You don’t have to have an MBA from Wharton to know that making online video searchable has significant implications. With tools the new site provides, Thomson Reuters’ 500,000 users can use computers and PDAs to clip and share the parts of the video data stream most relevant to their corner of the world. In its social aspects and multi-platform delivery, the service reflects the lessons of the Web, brought to a gated community.
About 15 percent of the content on Reuters Insider will come from the service’s own studios and desktop nodes, while the rest will come from major media outlets like CNBC, Sky and Forbes, along with a lot of content from analysts at UBS, Roubini Global Economics and JPMorgan. Oh, and a long tail of hard-core niche providers most civilians have never heard of.
As part of the initiative, Reuters is sharing a suite of elegant and easy tools for desktop video production, even if some of the footage that comes back looks like a hostage video.
“Not everybody is going to take to this immediately,” Mike Stepanovich, the managing editor of Reuters Insider, said diplomatically. “Some of our partners will be quicker adopters than others.”
It sounds wonderful, and probably will be one day, but the density and relevance of information still need work. And on-demand Web video, as anyone can tell you, won’t always do what you demand. Thomson Reuters says that it will iron out glitches as they occur and that it expects that, as some of its partners begin to see a marketing benefit from their video content, their contributions will grow in depth and quality.
“When I got started, research was mailed first class and you received it a few days later and that was it,” said Jeffrey Tabak, co-chief executive of Miller, Tabak and Co, an institutional trading firm.
He said the firm was dropping significant time and resources into video programming for Reuters Insider because “we have to come up delivering information to a new generation of analyst.”
Wenig was frank in saying that Reuters might be ahead of the production and consumption curve by providing 3,000 weekly “shows.” (Actually, the programs are not much longer than commercials on regular television.) However, he reasons that these are good muscles for the company to develop as video gains on text and clutter from all kinds of information increases.

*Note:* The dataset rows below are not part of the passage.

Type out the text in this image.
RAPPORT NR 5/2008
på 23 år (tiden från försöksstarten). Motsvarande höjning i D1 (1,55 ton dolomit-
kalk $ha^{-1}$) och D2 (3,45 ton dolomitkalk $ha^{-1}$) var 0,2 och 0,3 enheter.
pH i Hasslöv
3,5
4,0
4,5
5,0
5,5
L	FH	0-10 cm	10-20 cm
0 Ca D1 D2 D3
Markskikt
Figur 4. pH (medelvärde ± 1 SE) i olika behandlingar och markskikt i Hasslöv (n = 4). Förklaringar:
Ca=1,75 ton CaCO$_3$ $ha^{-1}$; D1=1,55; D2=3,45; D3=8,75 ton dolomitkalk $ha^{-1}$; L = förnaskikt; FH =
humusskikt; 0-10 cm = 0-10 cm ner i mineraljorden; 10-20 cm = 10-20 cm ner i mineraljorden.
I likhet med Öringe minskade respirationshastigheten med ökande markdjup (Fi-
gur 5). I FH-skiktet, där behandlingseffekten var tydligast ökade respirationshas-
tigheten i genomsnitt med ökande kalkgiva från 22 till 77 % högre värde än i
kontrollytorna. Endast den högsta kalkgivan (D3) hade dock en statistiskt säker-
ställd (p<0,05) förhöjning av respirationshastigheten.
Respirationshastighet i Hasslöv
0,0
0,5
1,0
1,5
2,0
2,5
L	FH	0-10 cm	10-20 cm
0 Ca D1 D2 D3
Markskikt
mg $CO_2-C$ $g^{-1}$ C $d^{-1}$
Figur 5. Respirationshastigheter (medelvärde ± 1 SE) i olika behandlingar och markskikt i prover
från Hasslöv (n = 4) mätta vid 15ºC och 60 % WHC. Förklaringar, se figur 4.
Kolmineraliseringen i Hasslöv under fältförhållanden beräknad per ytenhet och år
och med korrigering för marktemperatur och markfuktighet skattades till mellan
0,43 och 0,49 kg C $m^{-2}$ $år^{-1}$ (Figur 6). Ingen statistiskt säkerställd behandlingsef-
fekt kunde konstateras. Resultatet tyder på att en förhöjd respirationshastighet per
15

On the media channel of Reuters Insider on the morning of May 7, I found a video from ITN, a British content company owned in part by Thomson Reuters, which featured David Hasselhoff’s plans for a reality show, a Reuters fixed-income analyst talking about Virgin Media and a video from something called Market News Video about the earnings of Time Warner and the News Corp.
It’s not exactly Glee. It’s not even Mad Money, but it beats downloading and reading the PDF of the latest media research report by a mile.
Making such a big bet on video, Reuters is acknowledging that professionally generated text — no matter how relevant, no matter how actionable — just isn’t going to get it done anymore.
By creating a site built on not only their nascent video efforts, but also user-generated video content from inside the walls of its own service, the company is redefining expertise, news and the language of information.
This evolving model suggests journalism is not a megaphone of one-to-many, but a maypole where many gather and the people formerly known as the audience see themselves reflected on the screens.